Observation Space Matters: Benchmark and Optimization Algorithm
This addresses the problem of inefficient observation space design in deep RL for researchers and practitioners, offering an incremental optimization method.
The paper tackled the sensitivity of deep reinforcement learning to observation space design by benchmarking common choices and proposing a search algorithm to optimize them, resulting in significantly improved learning speed compared to manual designs.

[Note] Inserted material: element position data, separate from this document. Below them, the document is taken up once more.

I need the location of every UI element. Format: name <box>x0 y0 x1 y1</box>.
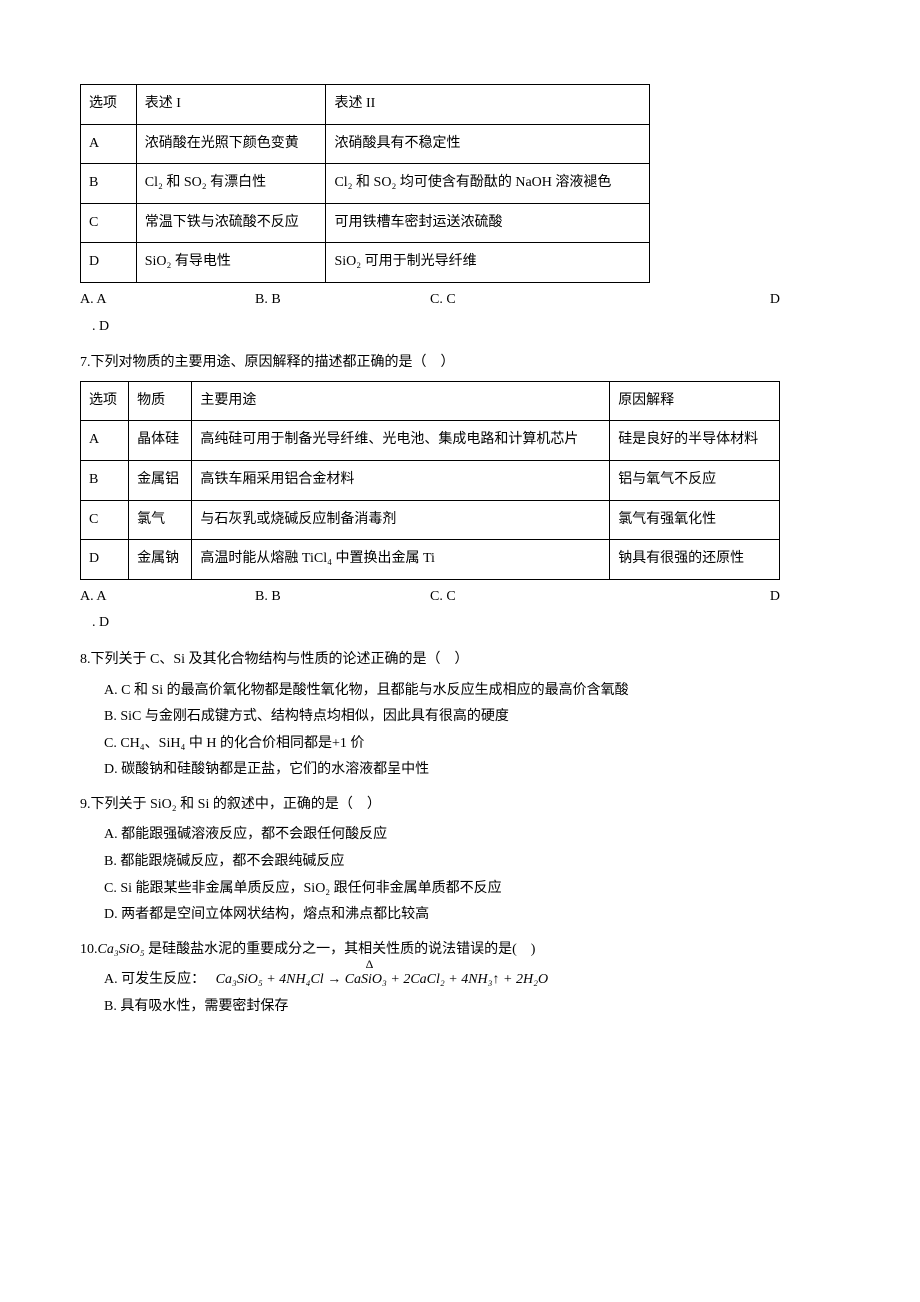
col-header: 选项 <box>81 381 129 421</box>
table-statements: 选项 表述 I 表述 II A 浓硝酸在光照下颜色变黄 浓硝酸具有不稳定性 B … <box>80 84 650 283</box>
cell: SiO₂ 可用于制光导纤维 <box>326 243 650 283</box>
q10-a-pre: A. 可发生反应： <box>104 972 212 987</box>
option-a: A. A <box>80 287 255 314</box>
cell: C <box>81 500 129 540</box>
col-header: 选项 <box>81 85 137 125</box>
option-b: B. B <box>255 287 430 314</box>
cell: A <box>81 421 129 461</box>
option-c: C. C <box>430 584 605 611</box>
cell: A <box>81 124 137 164</box>
cell: 可用铁槽车密封运送浓硫酸 <box>326 203 650 243</box>
cell: 铝与氧气不反应 <box>610 460 780 500</box>
q9-option-b: B. 都能跟烧碱反应，都不会跟纯碱反应 <box>104 849 840 876</box>
col-header: 原因解释 <box>610 381 780 421</box>
cell: 硅是良好的半导体材料 <box>610 421 780 461</box>
cell: B <box>81 164 137 204</box>
cell: 金属铝 <box>129 460 192 500</box>
q10-delta: Δ <box>366 953 374 976</box>
cell: SiO₂ 有导电性 <box>136 243 326 283</box>
cell: Cl₂ 和 SO₂ 均可使含有酚酞的 NaOH 溶液褪色 <box>326 164 650 204</box>
col-header: 表述 II <box>326 85 650 125</box>
table-row: 选项 物质 主要用途 原因解释 <box>81 381 780 421</box>
q8-option-c: C. CH₄、SiH₄ 中 H 的化合价相同都是+1 价 <box>104 731 840 758</box>
question-8-stem: 8.下列关于 C、Si 及其化合物结构与性质的论述正确的是（ ） <box>80 647 840 674</box>
option-d: D <box>605 287 780 314</box>
option-a: A. A <box>80 584 255 611</box>
table-row: 选项 表述 I 表述 II <box>81 85 650 125</box>
table-row: C 氯气 与石灰乳或烧碱反应制备消毒剂 氯气有强氧化性 <box>81 500 780 540</box>
cell: 常温下铁与浓硫酸不反应 <box>136 203 326 243</box>
cell: 与石灰乳或烧碱反应制备消毒剂 <box>192 500 610 540</box>
q10-option-a: A. 可发生反应： Δ Ca₃SiO₅ + 4NH₄Cl → CaSiO₃ + … <box>104 967 840 994</box>
cell: D <box>81 243 137 283</box>
table-row: D SiO₂ 有导电性 SiO₂ 可用于制光导纤维 <box>81 243 650 283</box>
cell: Cl₂ 和 SO₂ 有漂白性 <box>136 164 326 204</box>
col-header: 物质 <box>129 381 192 421</box>
cell: 晶体硅 <box>129 421 192 461</box>
cell: 浓硝酸具有不稳定性 <box>326 124 650 164</box>
option-d-cont: . D <box>80 610 780 637</box>
q10-a-eq-wrap: Δ Ca₃SiO₅ + 4NH₄Cl → CaSiO₃ + 2CaCl₂ + 4… <box>216 967 548 994</box>
question-7-stem: 7.下列对物质的主要用途、原因解释的描述都正确的是（ ） <box>80 350 840 377</box>
options-row: A. A B. B C. C D . D <box>80 287 780 340</box>
table-row: A 晶体硅 高纯硅可用于制备光导纤维、光电池、集成电路和计算机芯片 硅是良好的半… <box>81 421 780 461</box>
cell: D <box>81 540 129 580</box>
q8-option-a: A. C 和 Si 的最高价氧化物都是酸性氧化物，且都能与水反应生成相应的最高价… <box>104 678 840 705</box>
option-c: C. C <box>430 287 605 314</box>
col-header: 主要用途 <box>192 381 610 421</box>
cell: 氯气 <box>129 500 192 540</box>
question-9-stem: 9.下列关于 SiO₂ 和 Si 的叙述中，正确的是（ ） <box>80 792 840 819</box>
cell: B <box>81 460 129 500</box>
cell: 钠具有很强的还原性 <box>610 540 780 580</box>
col-header: 表述 I <box>136 85 326 125</box>
table-row: C 常温下铁与浓硫酸不反应 可用铁槽车密封运送浓硫酸 <box>81 203 650 243</box>
table-row: B 金属铝 高铁车厢采用铝合金材料 铝与氧气不反应 <box>81 460 780 500</box>
q8-option-d: D. 碳酸钠和硅酸钠都是正盐，它们的水溶液都呈中性 <box>104 757 840 784</box>
q10-formula: Ca₃SiO₅ <box>98 942 145 957</box>
option-d-cont: . D <box>80 314 780 341</box>
q9-option-c: C. Si 能跟某些非金属单质反应，SiO₂ 跟任何非金属单质都不反应 <box>104 876 840 903</box>
q10-pre: 10. <box>80 942 98 957</box>
q8-option-b: B. SiC 与金刚石成键方式、结构特点均相似，因此具有很高的硬度 <box>104 704 840 731</box>
table-substances: 选项 物质 主要用途 原因解释 A 晶体硅 高纯硅可用于制备光导纤维、光电池、集… <box>80 381 780 580</box>
q10-a-eq: Ca₃SiO₅ + 4NH₄Cl → CaSiO₃ + 2CaCl₂ + 4NH… <box>216 972 548 987</box>
question-10-stem: 10.Ca₃SiO₅ 是硅酸盐水泥的重要成分之一，其相关性质的说法错误的是( ) <box>80 937 840 964</box>
q10-option-b: B. 具有吸水性，需要密封保存 <box>104 994 840 1021</box>
table-row: D 金属钠 高温时能从熔融 TiCl₄ 中置换出金属 Ti 钠具有很强的还原性 <box>81 540 780 580</box>
cell: 高铁车厢采用铝合金材料 <box>192 460 610 500</box>
cell: 高纯硅可用于制备光导纤维、光电池、集成电路和计算机芯片 <box>192 421 610 461</box>
cell: 浓硝酸在光照下颜色变黄 <box>136 124 326 164</box>
cell: 金属钠 <box>129 540 192 580</box>
cell: C <box>81 203 137 243</box>
q9-option-a: A. 都能跟强碱溶液反应，都不会跟任何酸反应 <box>104 822 840 849</box>
table-row: A 浓硝酸在光照下颜色变黄 浓硝酸具有不稳定性 <box>81 124 650 164</box>
q10-post: 是硅酸盐水泥的重要成分之一，其相关性质的说法错误的是( ) <box>145 942 536 957</box>
q9-option-d: D. 两者都是空间立体网状结构，熔点和沸点都比较高 <box>104 902 840 929</box>
cell: 高温时能从熔融 TiCl₄ 中置换出金属 Ti <box>192 540 610 580</box>
option-d: D <box>605 584 780 611</box>
options-row: A. A B. B C. C D . D <box>80 584 780 637</box>
cell: 氯气有强氧化性 <box>610 500 780 540</box>
option-b: B. B <box>255 584 430 611</box>
table-row: B Cl₂ 和 SO₂ 有漂白性 Cl₂ 和 SO₂ 均可使含有酚酞的 NaOH… <box>81 164 650 204</box>
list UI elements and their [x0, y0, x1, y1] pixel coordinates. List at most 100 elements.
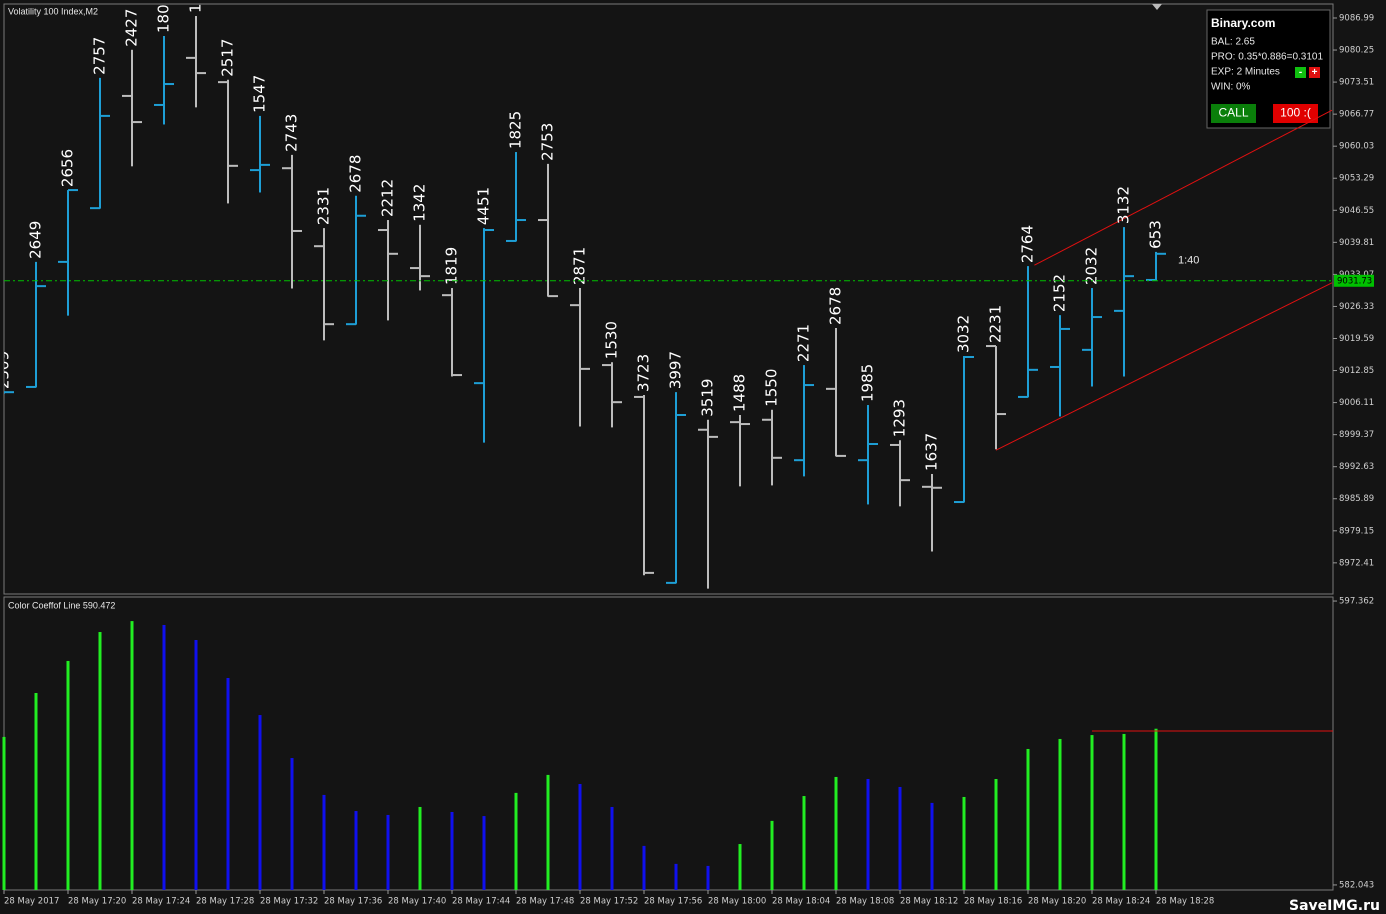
indicator-title: Color Coeffof Line 590.472	[8, 600, 115, 610]
x-tick-label: 28 May 17:36	[324, 897, 382, 907]
x-tick-label: 28 May 18:20	[1028, 897, 1086, 907]
volume-label: 2656	[59, 149, 77, 187]
volume-label: 1825	[507, 111, 525, 149]
current-price-label: 9031.73	[1337, 276, 1372, 286]
y-tick-label: 582.043	[1339, 880, 1374, 890]
volume-label: 2509	[0, 351, 13, 389]
volume-label: 1547	[251, 75, 269, 113]
volume-label: 2757	[91, 37, 109, 75]
y-tick-label: 9066.77	[1339, 110, 1374, 120]
volume-label: 1800	[155, 0, 173, 33]
minus-label[interactable]: -	[1299, 67, 1302, 78]
x-tick-label: 28 May 17:48	[516, 897, 574, 907]
volume-label: 2743	[283, 114, 301, 152]
x-tick-label: 28 May 17:24	[132, 897, 190, 907]
x-tick-label: 28 May 17:56	[644, 897, 702, 907]
y-tick-label: 9080.25	[1339, 46, 1374, 56]
volume-label: 1342	[411, 184, 429, 222]
histogram-bar	[1090, 735, 1094, 890]
plus-label[interactable]: +	[1312, 67, 1318, 78]
volume-label: 2427	[123, 9, 141, 47]
histogram-bar	[802, 796, 806, 890]
volume-label: 2764	[1019, 225, 1037, 263]
histogram-bar	[930, 802, 934, 890]
histogram-bar	[418, 806, 422, 890]
histogram-bar	[2, 736, 6, 890]
volume-label: 1530	[603, 321, 621, 359]
histogram-bar	[834, 776, 838, 890]
y-tick-label: 8999.37	[1339, 430, 1374, 440]
y-tick-label: 8992.63	[1339, 462, 1374, 472]
histogram-bar	[738, 844, 742, 890]
call-button[interactable]	[1211, 104, 1256, 123]
histogram-bar	[162, 624, 166, 890]
volume-label: 653	[1147, 220, 1165, 249]
trendline	[995, 282, 1333, 451]
histogram-bar	[770, 820, 774, 890]
trade-panel: Binary.com BAL: 2.65 PRO: 0.35*0.886=0.3…	[1206, 9, 1331, 129]
histogram-bar	[898, 786, 902, 890]
call-label[interactable]: CALL	[1218, 106, 1248, 120]
volume-label: 2331	[315, 187, 333, 225]
balance: BAL: 2.65	[1211, 37, 1255, 48]
current-price-box	[1334, 274, 1374, 287]
histogram-bar	[962, 796, 966, 890]
histogram-bar	[994, 778, 998, 890]
histogram-bar	[578, 783, 582, 890]
x-tick-label: 28 May 18:08	[836, 897, 894, 907]
y-tick-label: 8985.89	[1339, 494, 1374, 504]
profit: PRO: 0.35*0.886=0.3101	[1211, 52, 1323, 63]
y-tick-label: 9086.99	[1339, 13, 1374, 23]
volume-label: 2678	[347, 155, 365, 193]
volume-label: 3132	[1115, 186, 1133, 224]
chart-title: Volatility 100 Index,M2	[8, 6, 98, 16]
y-tick-label: 597.362	[1339, 597, 1374, 607]
y-tick-label: 8979.15	[1339, 526, 1374, 536]
minus-button[interactable]	[1295, 67, 1306, 78]
plus-button[interactable]	[1309, 67, 1320, 78]
x-tick-label: 28 May 17:28	[196, 897, 254, 907]
volume-label: 2649	[27, 221, 45, 259]
histogram-bar	[450, 811, 454, 890]
histogram-bar	[1154, 728, 1158, 890]
volume-label: 2871	[571, 247, 589, 285]
histogram-bar	[386, 814, 390, 890]
shift-marker	[1152, 4, 1162, 10]
histogram-bar	[866, 778, 870, 890]
histogram-bar	[226, 677, 230, 890]
x-tick-label: 28 May 17:20	[68, 897, 126, 907]
histogram-bar	[642, 845, 646, 890]
put-button[interactable]	[1273, 104, 1318, 123]
expiry: EXP: 2 Minutes	[1211, 67, 1280, 78]
histogram-bar	[34, 692, 38, 890]
price-plot: 2509 2649 2656 2757 2427 1800 1 2517 1547 2743 233…	[0, 0, 1333, 589]
histogram-bar	[98, 632, 102, 890]
histogram-bar	[514, 792, 518, 890]
volume-label: 1985	[859, 364, 877, 402]
volume-label: 1488	[731, 374, 749, 412]
histogram-bar	[482, 816, 486, 890]
histogram-bar	[1058, 738, 1062, 890]
x-tick-label: 28 May 18:04	[772, 897, 830, 907]
volume-label: 2231	[987, 305, 1005, 343]
volume-label: 2212	[379, 179, 397, 217]
x-tick-label: 28 May 17:52	[580, 897, 638, 907]
x-tick-label: 28 May 2017	[4, 897, 59, 907]
volume-label: 2678	[827, 287, 845, 325]
histogram-bar	[194, 639, 198, 890]
put-label[interactable]: 100 :(	[1280, 106, 1311, 120]
histogram-bar	[130, 621, 134, 890]
histogram-bar	[1026, 748, 1030, 890]
brand: Binary.com	[1211, 16, 1275, 30]
x-tick-label: 28 May 18:28	[1156, 897, 1214, 907]
histogram-bar	[610, 806, 614, 890]
volume-label: 3032	[955, 315, 973, 353]
main-panel	[3, 3, 1334, 595]
y-tick-label: 8972.41	[1339, 558, 1374, 568]
volume-label: 1293	[891, 399, 909, 437]
histogram-bar	[290, 758, 294, 890]
histogram-bar	[66, 660, 70, 890]
y-tick-label: 9053.29	[1339, 174, 1374, 184]
histogram-bar	[1122, 733, 1126, 890]
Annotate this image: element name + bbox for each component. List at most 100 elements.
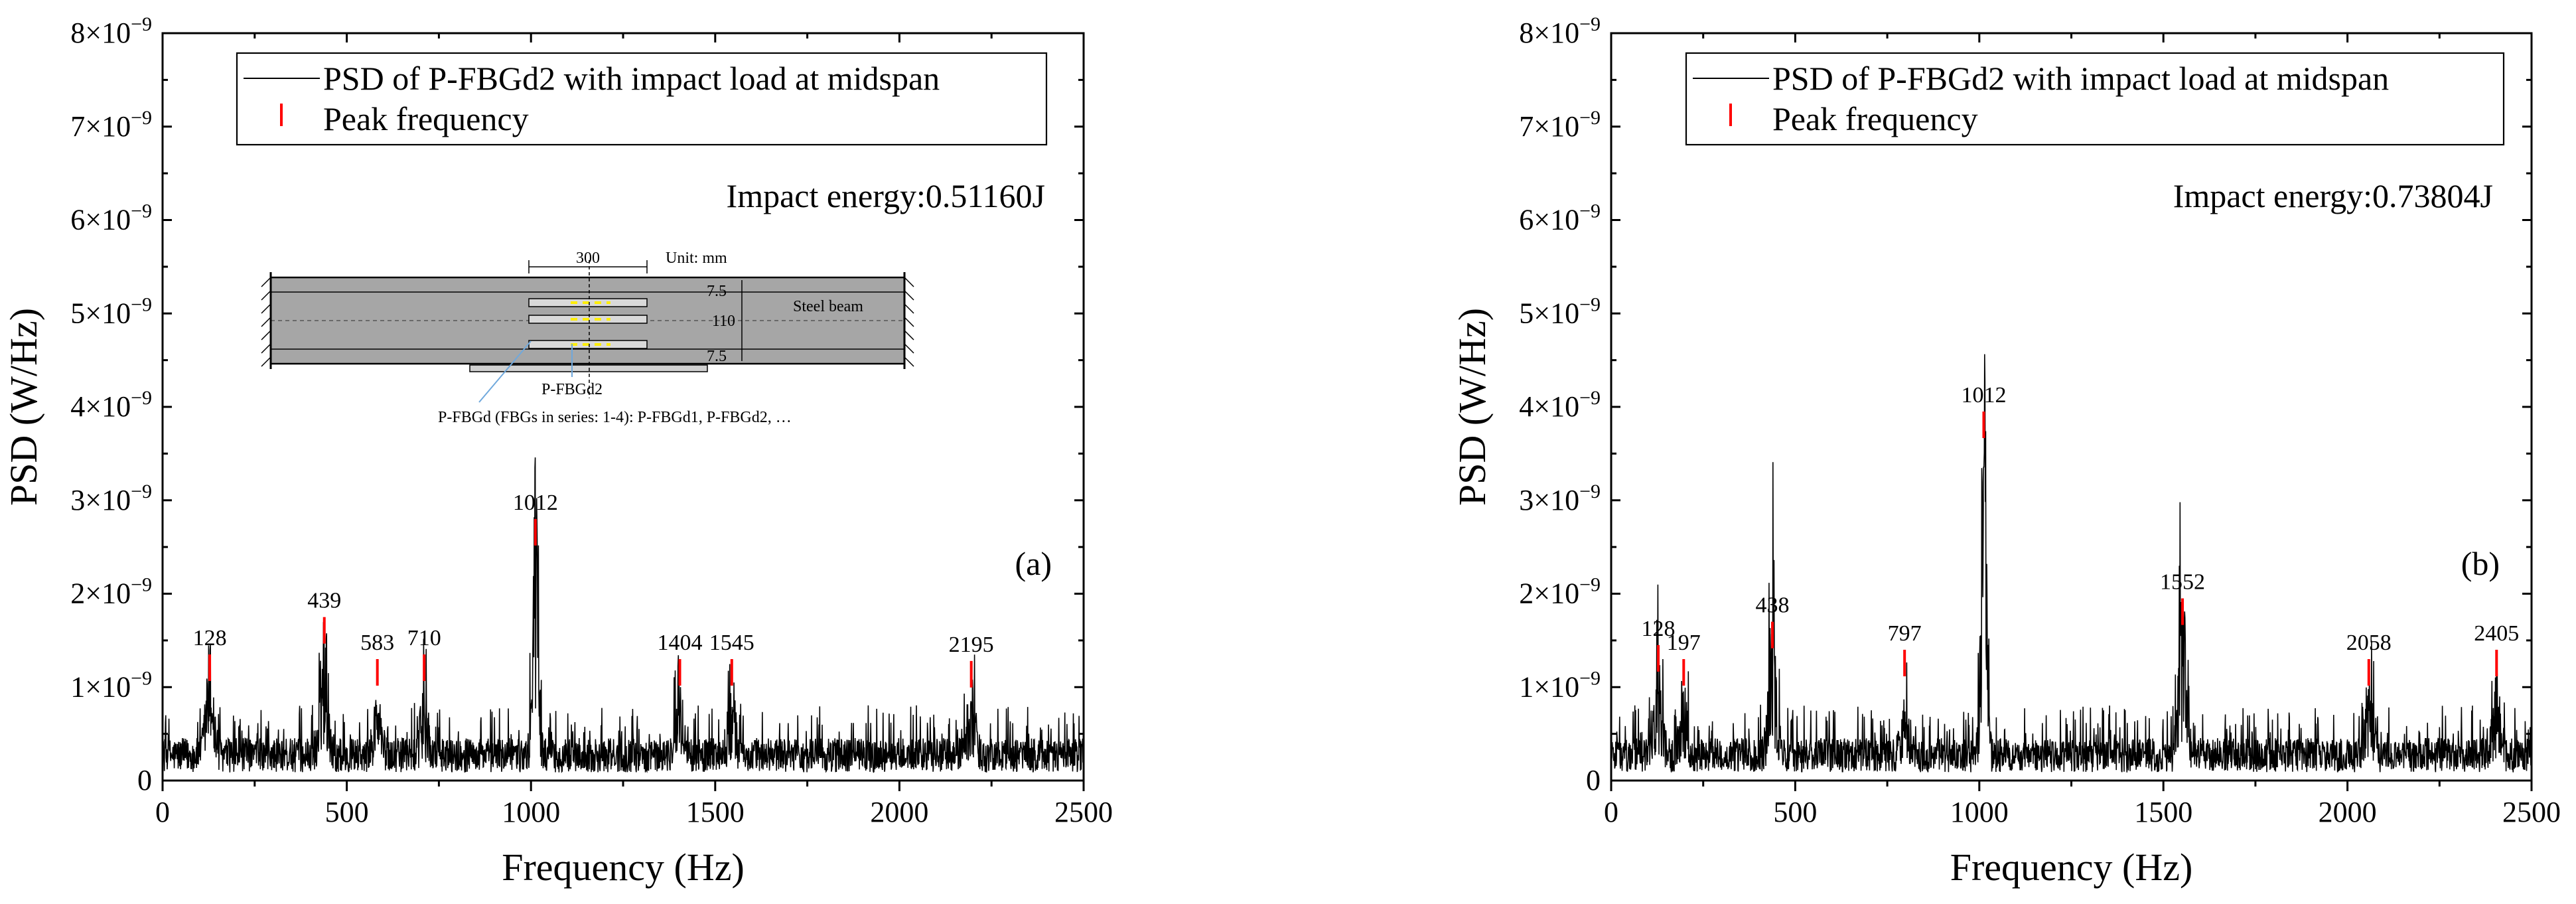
y-tick-label-base: 7×10 <box>1519 110 1579 143</box>
impact-energy-label: Impact energy:0.73804J <box>2173 177 2493 214</box>
y-tick-label-base: 1×10 <box>70 670 131 703</box>
legend-series-label: PSD of P-FBGd2 with impact load at midsp… <box>1772 60 2389 97</box>
x-axis-title: Frequency (Hz) <box>1950 846 2193 889</box>
x-tick-label: 500 <box>325 796 369 828</box>
y-tick-label-exp: −9 <box>1579 387 1601 409</box>
y-tick-label-base: 0 <box>137 764 152 796</box>
y-tick-label-exp: −9 <box>131 387 152 409</box>
peak-label: 128 <box>1642 617 1676 641</box>
y-tick-label: 8×10−9 <box>70 13 152 49</box>
y-tick-label-base: 8×10 <box>1519 17 1579 49</box>
inset-sensor-label: P-FBGd2 <box>541 381 603 398</box>
y-tick-label: 1×10−9 <box>70 667 152 703</box>
y-tick-label-exp: −9 <box>131 293 152 315</box>
x-tick-label: 500 <box>1773 796 1817 828</box>
y-tick-label-exp: −9 <box>1579 293 1601 315</box>
psd-series-line <box>1610 354 2532 773</box>
y-tick-label-base: 2×10 <box>1519 577 1579 610</box>
impact-energy-label: Impact energy:0.51160J <box>727 177 1045 214</box>
y-axis-title: PSD (W/Hz) <box>2 308 45 506</box>
inset-dim-top-label: 7.5 <box>707 283 727 300</box>
y-tick-label-exp: −9 <box>1579 107 1601 129</box>
y-tick-label: 6×10−9 <box>1519 200 1601 236</box>
inset-support-hatch <box>904 317 914 327</box>
peak-label: 1012 <box>1961 383 2006 408</box>
x-tick-label: 2500 <box>2502 796 2561 828</box>
inset-support-hatch <box>261 290 271 301</box>
legend-box <box>236 52 1048 146</box>
inset-leader <box>478 340 532 403</box>
y-tick-label-exp: −9 <box>131 574 152 596</box>
x-tick-label: 2000 <box>870 796 928 828</box>
peak-label: 710 <box>407 626 441 650</box>
peak-label: 197 <box>1667 631 1701 655</box>
inset-support-hatch <box>261 330 271 340</box>
peak-label: 797 <box>1888 621 1922 646</box>
y-tick-label: 0 <box>137 764 152 796</box>
inset-dim-mid-label: 110 <box>712 313 735 330</box>
psd-series-line <box>162 457 1084 773</box>
y-tick-label: 2×10−9 <box>1519 574 1601 610</box>
y-tick-label-exp: −9 <box>131 107 152 129</box>
y-tick-label: 6×10−9 <box>70 200 152 236</box>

Recent advances in deep reinforcement learning (deep RL) enable researchers to solve challenging control problems, from simulated environments to real-world robotic tasks. However, deep RL algorithms are known to be sensitive to the problem formulation, including observation spaces, action spaces, and reward functions. There exist numerous choices for observation spaces but they are often designed solely based on prior knowledge due to the lack of established principles. In this work, we conduct benchmark experiments to verify common design choices for observation spaces, such as Cartesian transformation, binary contact flags, a short history, or global positions. Then we propose a search algorithm to find the optimal observation spaces, which examines various candidate observation spaces and removes unnecessary observation channels with a Dropout-Permutation test. We demonstrate that our algorithm significantly improves learning speed compared to manually designed observation spaces. We also analyze the proposed algorithm by evaluating different hyperparameters.